Derken eşkıyalar sökün etmişler (basmışlar kervanı).
Doğru şıngır-mıngır öten vergi katırına gitmişler tabii…
Yakalamışlar para taşıyan katırı geminden, durdurmuşlar.
Katır direnmiş, ‘katır inadını’ uygulamış, savunmaya kalkmış parayı.
Katır direndikçe eşkıyalar da veryansın etmişler sopayı.
Eşkıya bir değil ki… Katır dirense, tekme atsa ne yazar.
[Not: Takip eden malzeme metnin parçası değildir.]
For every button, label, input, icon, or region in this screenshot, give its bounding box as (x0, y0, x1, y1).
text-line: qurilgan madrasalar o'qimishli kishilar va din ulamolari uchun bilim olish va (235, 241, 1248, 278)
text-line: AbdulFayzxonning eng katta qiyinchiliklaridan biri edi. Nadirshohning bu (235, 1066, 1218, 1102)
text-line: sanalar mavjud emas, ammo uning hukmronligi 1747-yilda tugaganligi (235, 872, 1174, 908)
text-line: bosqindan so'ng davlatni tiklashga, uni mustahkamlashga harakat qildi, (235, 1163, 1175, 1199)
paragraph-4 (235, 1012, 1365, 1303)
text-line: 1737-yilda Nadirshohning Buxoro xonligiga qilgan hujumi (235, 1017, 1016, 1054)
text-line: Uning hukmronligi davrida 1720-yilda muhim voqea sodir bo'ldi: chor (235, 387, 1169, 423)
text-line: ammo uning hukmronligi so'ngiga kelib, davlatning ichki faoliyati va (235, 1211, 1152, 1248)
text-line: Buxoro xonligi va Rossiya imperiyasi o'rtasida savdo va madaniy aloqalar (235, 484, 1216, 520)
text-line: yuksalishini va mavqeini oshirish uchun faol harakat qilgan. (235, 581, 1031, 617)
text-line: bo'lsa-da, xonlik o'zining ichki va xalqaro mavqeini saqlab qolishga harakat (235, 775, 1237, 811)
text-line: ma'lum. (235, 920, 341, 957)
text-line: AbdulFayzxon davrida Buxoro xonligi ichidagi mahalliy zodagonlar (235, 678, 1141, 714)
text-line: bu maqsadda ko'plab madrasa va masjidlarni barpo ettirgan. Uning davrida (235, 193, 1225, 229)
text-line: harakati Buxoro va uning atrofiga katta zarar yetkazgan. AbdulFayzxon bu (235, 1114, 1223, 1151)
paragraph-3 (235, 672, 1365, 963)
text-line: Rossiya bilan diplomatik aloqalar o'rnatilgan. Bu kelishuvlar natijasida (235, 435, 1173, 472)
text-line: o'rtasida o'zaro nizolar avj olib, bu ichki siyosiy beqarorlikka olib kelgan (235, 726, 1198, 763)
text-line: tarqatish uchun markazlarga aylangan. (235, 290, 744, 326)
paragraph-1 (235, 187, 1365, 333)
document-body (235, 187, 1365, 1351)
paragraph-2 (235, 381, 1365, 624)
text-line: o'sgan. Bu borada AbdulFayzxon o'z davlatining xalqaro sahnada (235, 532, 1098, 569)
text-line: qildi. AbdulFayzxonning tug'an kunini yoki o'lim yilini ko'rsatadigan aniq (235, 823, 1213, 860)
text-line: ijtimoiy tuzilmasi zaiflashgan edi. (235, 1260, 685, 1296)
Katır başlamış ağlamaya ve yanında şaşkın-şaşkın bakan katıra dert yanmaya;
- Ben böyle mi olacaktım, demiş, yanındaki yulaf yüklü katıra,
Sana fiske bile vurulmasında, ben dayak yiyeyim ölesiye!
- Ya, kardeş, demiş yulaf yüklü katır;
Her iş, her zaman hayırlı olmaz. Hele-hele yoksul halktan alınan vergiler hiç hayır getirmez. Yulaf taşımakla kalsaydın benim gibi, bu bela başına gelmez, sopayı da yemezdin.’’
Bu konuda (yeni alınan, kiralanan lüks arabalar hakkında) kimin fikrini sordumsa şimdiye kadar; ’’Adamlar çalışıyorlar, bal tutan parmağını yalar” diyenler oldu da, ‘Hakkım Helal Olsun’ diyen daha olmadı.